Anderson's comments were made during a SIPA-sponsored forum, "After the Attack," which also included Gary Sick, acting director of the Middle East Institute, and Richard Bulliet, a history professor who is also part of the SIPA faculty.
The Bush Administration has focused on Saudi Arabian native Osama bin Laden, whose network may reach as many as 40 countries, as the prime suspect behind the attacks. But Sick and Bulliet cautioned against making hasty judgments about the source of the Sept. 11 tragedies.
"It is unlikely Osama bin Laden could have financed this from family money," said Bulliet, referring to bin Laden's inherited fortune. "This was a personnel and capital operation more than a materials operation. Unless he bought Microsoft stock at just the right time, he's not just relying on what he inherited."
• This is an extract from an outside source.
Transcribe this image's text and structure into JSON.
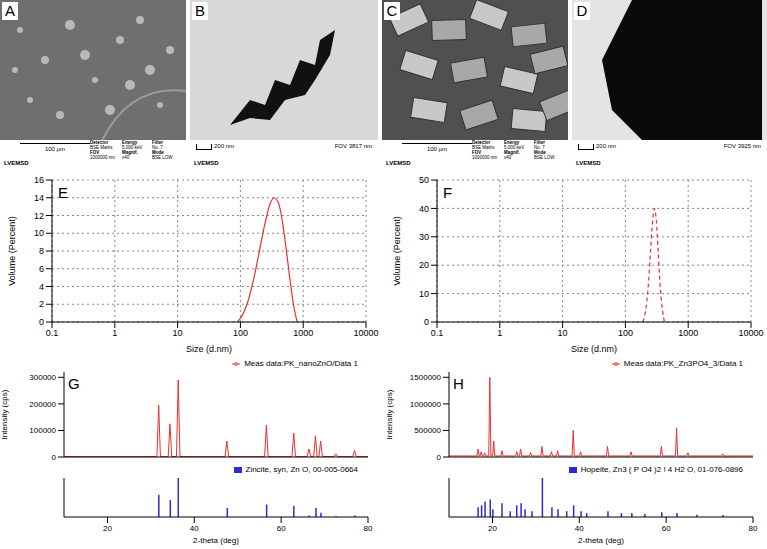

"Normally, investigations into terrorist activity turn up some real surprises," said Sick, noting that the U.S. originally misidentified the culprits behind the 1988 bombing of Pan Am flight 103 over Lockerbie, Scotland. "There's a lot to be said for keeping an open mind. If we universally as a nation made up our mind that it was Osama bin Laden, we'd be closing our minds to a lot of other possibilities."
Sick also said the U.S. government must think rationally in responding to the attacks.
"We must not, in effect, do what the terrorists do and kill thousands of innocent civilians," said Sick, who served in the Carter administration during the Iran hostage crisis. "We need to define our targets carefully and not make things worse.
"It's important for people to press government to make sensible decisions," he added. "Having a clear sense of where we want to come out in this is important. And right now I don't think we have a sense of our long-term objectives."
Sick specifically spoke against using assassinations to achieve U.S. aims.
"Assassinations don't change the circumstances, there is no due process, you often get the wrong people and it often sparks new cycles of violence," he said. Bulliet offered different approaches the United States and other nations could take in tracking down those behind the attacks.
"We have to keep in mind war doesn't necessarily mean combat," he said. "In this instance, the interdiction of finances is as important as any military action. We also need to look at the institutional structure of the hijackers. Where did they go to school? We need to find the institutions that advocate this."
But Bulliet added that tracing the source of the Sept. 11 attacks will be an uphill battle.
"In terrorism, usually the aims are pretty clear and they are usually low cost in monetary terms," he said. "This is something quite different. Unless we get more intelligence, we're going to have a hard time trying to understand this."